The critical report was reportedly withheld to avoid disrupting its US stock market debut last year.

The State Administration for Industry and Commerce said it had found that many products on Alibaba's platforms infringed trademarks, were substandard, illegally imported, had been banned or even endangered public security.

"Illegal business exists on Alibaba Group's trading platforms, and for a long time the company has failed to pay adequate attention and failed to take measures to stop it," the report said.

"This not only is the biggest crisis of integrity faced by the company since its founding, but also has hurt other Internet companies that try to operate legally."

It said Alibaba allowed "illegal advertising" that misled consumers with false claims about low prices and other details, claimed  some Alibaba employees took bribes and the company failed to deal effectively with commercial fraud.

An Alibaba spokesman said the company was preparing a public statement.

Its services include Taobao, a consumer-to-consumer platform, and Tmall for consumer brands.

The company went public in New York in September after raising a record $25bn in an initial public offering.

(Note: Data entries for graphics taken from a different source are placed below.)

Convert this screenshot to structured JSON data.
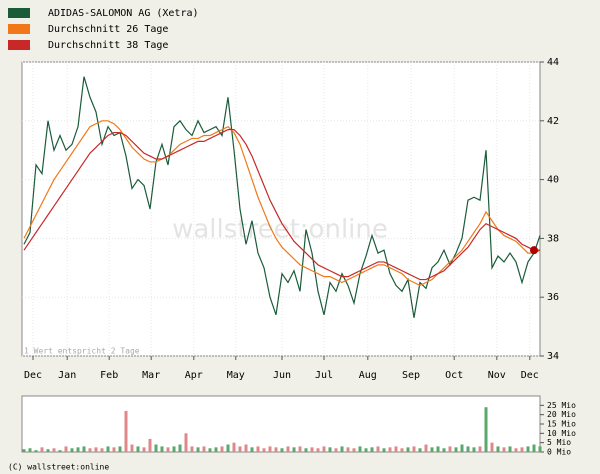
{
  "chart_data": [
    {
      "type": "line",
      "watermark": "wallstreet:online",
      "note": "1 Wert entspricht 2 Tage",
      "copyright": "(C) wallstreet:online",
      "xlim": [
        0,
        86
      ],
      "xticks": [
        {
          "value": 1.5,
          "label": "Dec"
        },
        {
          "value": 7.2,
          "label": "Jan"
        },
        {
          "value": 14.2,
          "label": "Feb"
        },
        {
          "value": 21.2,
          "label": "Mar"
        },
        {
          "value": 28.3,
          "label": "Apr"
        },
        {
          "value": 35.3,
          "label": "May"
        },
        {
          "value": 43,
          "label": "Jun"
        },
        {
          "value": 50,
          "label": "Jul"
        },
        {
          "value": 57.3,
          "label": "Aug"
        },
        {
          "value": 64.5,
          "label": "Sep"
        },
        {
          "value": 71.7,
          "label": "Oct"
        },
        {
          "value": 78.8,
          "label": "Nov"
        },
        {
          "value": 84.3,
          "label": "Dec"
        }
      ],
      "ylim": [
        34,
        44
      ],
      "yticks": [
        34,
        36,
        38,
        40,
        42,
        44
      ],
      "grid": true,
      "series": [
        {
          "name": "ADIDAS-SALOMON AG (Xetra)",
          "color": "#1a5c3a",
          "values": [
            37.8,
            38.2,
            40.5,
            40.2,
            42.0,
            41.0,
            41.5,
            41.0,
            41.2,
            41.8,
            43.5,
            42.8,
            42.3,
            41.2,
            41.8,
            41.5,
            41.6,
            40.8,
            39.7,
            40.0,
            39.8,
            39.0,
            40.6,
            41.2,
            40.5,
            41.8,
            42.0,
            41.7,
            41.5,
            42.0,
            41.6,
            41.7,
            41.8,
            41.5,
            42.8,
            41.0,
            39.0,
            37.8,
            38.6,
            37.5,
            37.0,
            36.0,
            35.4,
            36.8,
            36.5,
            36.9,
            36.2,
            38.3,
            37.5,
            36.2,
            35.4,
            36.5,
            36.2,
            36.8,
            36.4,
            35.8,
            36.8,
            37.4,
            38.1,
            37.5,
            37.6,
            36.8,
            36.4,
            36.2,
            36.6,
            35.3,
            36.5,
            36.3,
            37.0,
            37.2,
            37.6,
            37.1,
            37.5,
            38.0,
            39.3,
            39.4,
            39.3,
            41.0,
            37.0,
            37.4,
            37.2,
            37.5,
            37.2,
            36.5,
            37.2,
            37.5,
            38.1
          ]
        },
        {
          "name": "Durchschnitt 26 Tage",
          "color": "#f07818",
          "values": [
            38.0,
            38.4,
            38.8,
            39.2,
            39.6,
            40.0,
            40.3,
            40.6,
            40.9,
            41.2,
            41.5,
            41.8,
            41.9,
            42.0,
            42.0,
            41.9,
            41.7,
            41.4,
            41.1,
            40.9,
            40.7,
            40.6,
            40.6,
            40.7,
            40.8,
            41.0,
            41.2,
            41.3,
            41.4,
            41.4,
            41.5,
            41.5,
            41.6,
            41.7,
            41.8,
            41.6,
            41.2,
            40.6,
            40.0,
            39.4,
            38.9,
            38.4,
            38.0,
            37.7,
            37.5,
            37.3,
            37.1,
            37.0,
            36.9,
            36.8,
            36.7,
            36.7,
            36.6,
            36.5,
            36.6,
            36.7,
            36.8,
            36.9,
            37.0,
            37.1,
            37.1,
            37.0,
            36.9,
            36.8,
            36.6,
            36.5,
            36.4,
            36.5,
            36.6,
            36.8,
            37.0,
            37.2,
            37.4,
            37.6,
            37.9,
            38.2,
            38.5,
            38.9,
            38.6,
            38.3,
            38.1,
            38.0,
            37.9,
            37.7,
            37.5,
            37.5,
            37.6
          ]
        },
        {
          "name": "Durchschnitt 38 Tage",
          "color": "#c82828",
          "values": [
            37.6,
            37.9,
            38.2,
            38.5,
            38.8,
            39.1,
            39.4,
            39.7,
            40.0,
            40.3,
            40.6,
            40.9,
            41.1,
            41.3,
            41.5,
            41.6,
            41.6,
            41.5,
            41.3,
            41.1,
            40.9,
            40.8,
            40.7,
            40.7,
            40.8,
            40.9,
            41.0,
            41.1,
            41.2,
            41.3,
            41.3,
            41.4,
            41.5,
            41.6,
            41.7,
            41.7,
            41.5,
            41.2,
            40.8,
            40.3,
            39.8,
            39.3,
            38.9,
            38.5,
            38.2,
            37.9,
            37.7,
            37.5,
            37.3,
            37.1,
            37.0,
            36.9,
            36.8,
            36.7,
            36.7,
            36.8,
            36.9,
            37.0,
            37.1,
            37.2,
            37.2,
            37.1,
            37.0,
            36.9,
            36.8,
            36.7,
            36.6,
            36.6,
            36.7,
            36.8,
            36.9,
            37.1,
            37.3,
            37.5,
            37.7,
            38.0,
            38.3,
            38.5,
            38.4,
            38.3,
            38.2,
            38.1,
            38.0,
            37.8,
            37.7,
            37.6,
            37.6
          ]
        }
      ]
    },
    {
      "type": "bar",
      "xlim": [
        0,
        86
      ],
      "ylim": [
        0,
        30
      ],
      "yticks": [
        {
          "value": 0,
          "label": "0 Mio"
        },
        {
          "value": 5,
          "label": "5 Mio"
        },
        {
          "value": 10,
          "label": "10 Mio"
        },
        {
          "value": 15,
          "label": "15 Mio"
        },
        {
          "value": 20,
          "label": "20 Mio"
        },
        {
          "value": 25,
          "label": "25 Mio"
        }
      ],
      "up_color": "#5aa86a",
      "down_color": "#e08888",
      "values": [
        1.5,
        2,
        1,
        2.5,
        1.5,
        2,
        1,
        3,
        2,
        2.5,
        3,
        2,
        2.5,
        2,
        3,
        2.5,
        3,
        22,
        4,
        3,
        2.5,
        7,
        4,
        3,
        2.5,
        3,
        4,
        10,
        3,
        2.5,
        3,
        2,
        2.5,
        3,
        4,
        5,
        3,
        4,
        2.5,
        3,
        2,
        3,
        2.5,
        2,
        3,
        2.5,
        3,
        2,
        2.5,
        2,
        3,
        2.5,
        2,
        3,
        2.5,
        2,
        3,
        2,
        2.5,
        3,
        2,
        2.5,
        3,
        2,
        2.5,
        3,
        2,
        4,
        2.5,
        3,
        2,
        3,
        2.5,
        4,
        3,
        2.5,
        3,
        24,
        5,
        3,
        2.5,
        3,
        2,
        2.5,
        3,
        4,
        3
      ]
    }
  ]
}
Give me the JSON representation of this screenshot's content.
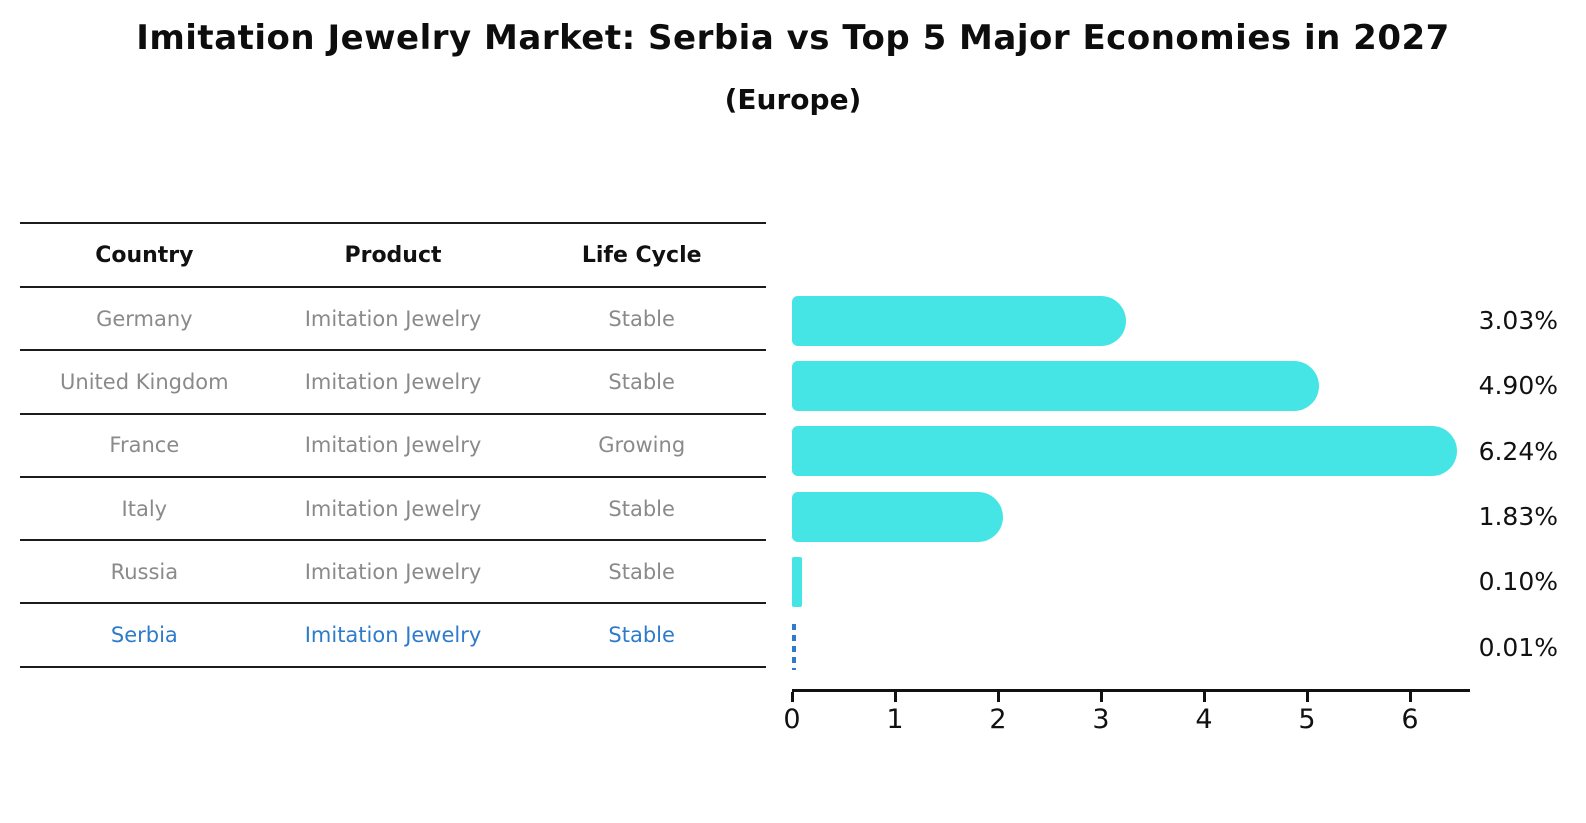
{
  "title": "Imitation Jewelry Market: Serbia vs Top 5 Major Economies in 2027",
  "subtitle": "(Europe)",
  "table": {
    "headers": [
      "Country",
      "Product",
      "Life Cycle"
    ],
    "rows": [
      {
        "country": "Germany",
        "product": "Imitation Jewelry",
        "life_cycle": "Stable",
        "highlight": false
      },
      {
        "country": "United Kingdom",
        "product": "Imitation Jewelry",
        "life_cycle": "Stable",
        "highlight": false
      },
      {
        "country": "France",
        "product": "Imitation Jewelry",
        "life_cycle": "Growing",
        "highlight": false
      },
      {
        "country": "Italy",
        "product": "Imitation Jewelry",
        "life_cycle": "Stable",
        "highlight": false
      },
      {
        "country": "Russia",
        "product": "Imitation Jewelry",
        "life_cycle": "Stable",
        "highlight": false
      },
      {
        "country": "Serbia",
        "product": "Imitation Jewelry",
        "life_cycle": "Stable",
        "highlight": true
      }
    ]
  },
  "chart_data": {
    "type": "bar",
    "orientation": "horizontal",
    "title": "Imitation Jewelry Market: Serbia vs Top 5 Major Economies in 2027",
    "subtitle": "(Europe)",
    "categories": [
      "Germany",
      "United Kingdom",
      "France",
      "Italy",
      "Russia",
      "Serbia"
    ],
    "values": [
      3.03,
      4.9,
      6.24,
      1.83,
      0.1,
      0.01
    ],
    "value_labels": [
      "3.03%",
      "4.90%",
      "6.24%",
      "1.83%",
      "0.10%",
      "0.01%"
    ],
    "x_ticks": [
      "0",
      "1",
      "2",
      "3",
      "4",
      "5",
      "6"
    ],
    "xlim": [
      0,
      6.56
    ],
    "grid": false,
    "bar_color": "#46e5e5",
    "highlight_color": "#2e7bcc",
    "highlight_index": 5
  }
}
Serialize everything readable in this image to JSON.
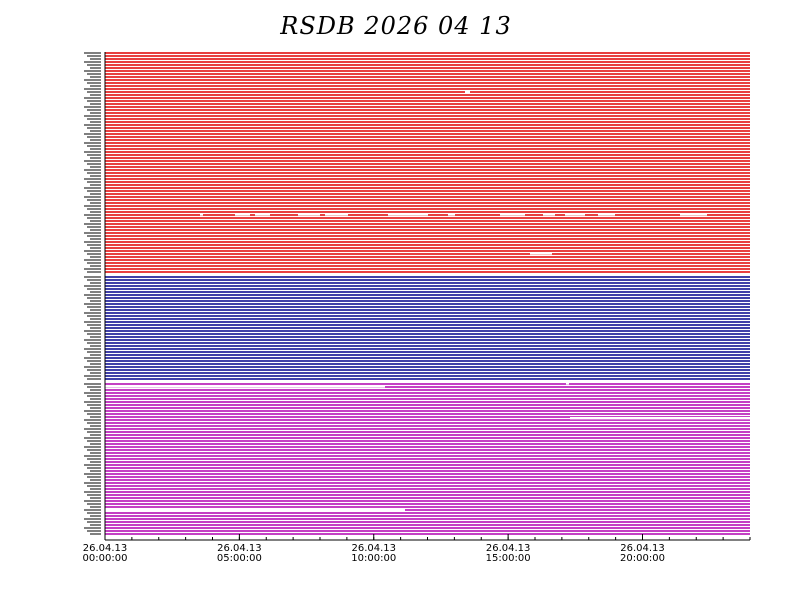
{
  "chart_data": {
    "type": "availability",
    "title": "RSDB  2026  04  13",
    "xlim": [
      0,
      24
    ],
    "xticks": [
      {
        "value": 0,
        "label": "26.04.13\n00:00:00"
      },
      {
        "value": 5,
        "label": "26.04.13\n05:00:00"
      },
      {
        "value": 10,
        "label": "26.04.13\n10:00:00"
      },
      {
        "value": 15,
        "label": "26.04.13\n15:00:00"
      },
      {
        "value": 20,
        "label": "26.04.13\n20:00:00"
      }
    ],
    "series": [
      {
        "color": "#e00000"
      },
      {
        "color": "#00008b"
      },
      {
        "color": "#b000b0"
      }
    ]
  }
}
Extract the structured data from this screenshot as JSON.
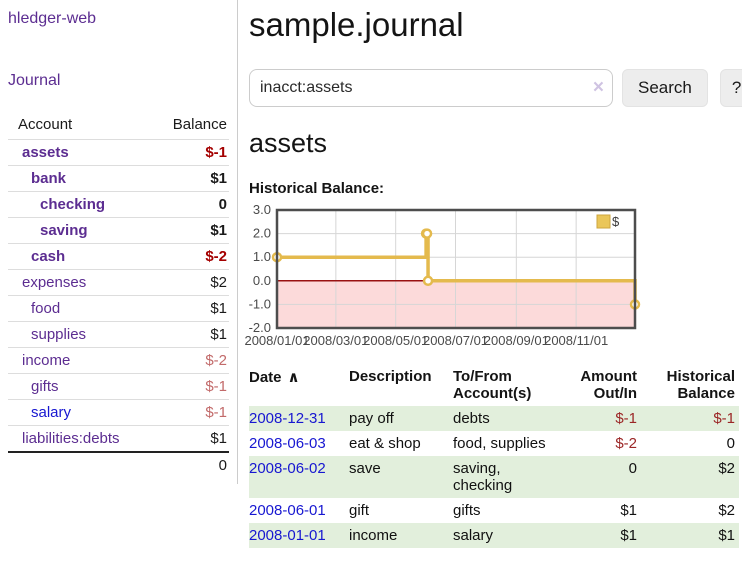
{
  "app": {
    "brand": "hledger-web"
  },
  "nav": {
    "journal": "Journal"
  },
  "sidebar": {
    "headers": {
      "account": "Account",
      "balance": "Balance"
    },
    "accounts": [
      {
        "name": "assets",
        "balance": "$-1",
        "depth": 1,
        "bold": true
      },
      {
        "name": "bank",
        "balance": "$1",
        "depth": 2,
        "bold": true
      },
      {
        "name": "checking",
        "balance": "0",
        "depth": 3,
        "bold": true
      },
      {
        "name": "saving",
        "balance": "$1",
        "depth": 3,
        "bold": true
      },
      {
        "name": "cash",
        "balance": "$-2",
        "depth": 2,
        "bold": true
      },
      {
        "name": "expenses",
        "balance": "$2",
        "depth": 1,
        "bold": false
      },
      {
        "name": "food",
        "balance": "$1",
        "depth": 2,
        "bold": false
      },
      {
        "name": "supplies",
        "balance": "$1",
        "depth": 2,
        "bold": false
      },
      {
        "name": "income",
        "balance": "$-2",
        "depth": 1,
        "bold": false
      },
      {
        "name": "gifts",
        "balance": "$-1",
        "depth": 2,
        "bold": false
      },
      {
        "name": "salary",
        "balance": "$-1",
        "depth": 2,
        "bold": false
      },
      {
        "name": "liabilities:debts",
        "balance": "$1",
        "depth": 1,
        "bold": false
      }
    ],
    "total": "0"
  },
  "main": {
    "title": "sample.journal",
    "search": {
      "value": "inacct:assets",
      "clear": "×",
      "search_button": "Search",
      "help_button": "?"
    },
    "account_heading": "assets",
    "chart_title": "Historical Balance:"
  },
  "register": {
    "headers": {
      "date": "Date",
      "sort_indicator": "∧",
      "description": "Description",
      "accounts": "To/From Account(s)",
      "amount": "Amount Out/In",
      "balance": "Historical Balance"
    },
    "rows": [
      {
        "date": "2008-12-31",
        "description": "pay off",
        "accounts": "debts",
        "amount": "$-1",
        "balance": "$-1"
      },
      {
        "date": "2008-06-03",
        "description": "eat & shop",
        "accounts": "food, supplies",
        "amount": "$-2",
        "balance": "0"
      },
      {
        "date": "2008-06-02",
        "description": "save",
        "accounts": "saving, checking",
        "amount": "0",
        "balance": "$2"
      },
      {
        "date": "2008-06-01",
        "description": "gift",
        "accounts": "gifts",
        "amount": "$1",
        "balance": "$2"
      },
      {
        "date": "2008-01-01",
        "description": "income",
        "accounts": "salary",
        "amount": "$1",
        "balance": "$1"
      }
    ]
  },
  "chart_data": {
    "type": "line",
    "step": true,
    "title": "Historical Balance:",
    "xlim": [
      "2008-01-01",
      "2008-12-31"
    ],
    "ylim": [
      -2,
      3
    ],
    "y_ticks": [
      3,
      2,
      1,
      0,
      -1,
      -2
    ],
    "x_ticks": [
      "2008/01/01",
      "2008/03/01",
      "2008/05/01",
      "2008/07/01",
      "2008/09/01",
      "2008/11/01"
    ],
    "series": [
      {
        "name": "$",
        "points": [
          [
            "2008-01-01",
            1
          ],
          [
            "2008-06-01",
            2
          ],
          [
            "2008-06-02",
            2
          ],
          [
            "2008-06-03",
            0
          ],
          [
            "2008-12-31",
            -1
          ]
        ]
      }
    ],
    "legend": {
      "label": "$",
      "position": "top-right"
    },
    "colors": {
      "line": "#e4ba4d",
      "marker_fill": "#ffffff",
      "negative_region": "#fcdada",
      "zero_line": "#991111",
      "grid": "#d6d6d6",
      "border": "#4d4d4d",
      "tick_text": "#4a4a4a",
      "legend_swatch": "#eac659",
      "legend_swatch_border": "#cda53e"
    }
  }
}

Investors bought into the surge in online shopping in China, alongside the expansion plans of its founder Jack Ma who wants to take Alibaba to other emerging markets, Europe and the United States.

Its last financial results showed that profits were hit by investment though revenue soared 54%.

Chinese shoppers are predicted to triple their online spending between 2011 and 2015 though the country's economy is currently slowing.

Yahoo! bought into Alibaba a decade ago and is reaping the benefits of that investment.

Its chief executive Marissa Mayer confirmed on Tuesday that she was to spin off the company's remaining stake, currently worth $39bn (£25.7bn), and create a new investment vehicle called SpinCo.

The move enables Yahoo! to avoid paying billions of dollars in future taxes as SpinCo's gains from the sale of Alibaba stock would be taxed at a lower rate than if Yahoo! had held on to it.

The move helped Yahoo! shares gain more than 7% in extended trading.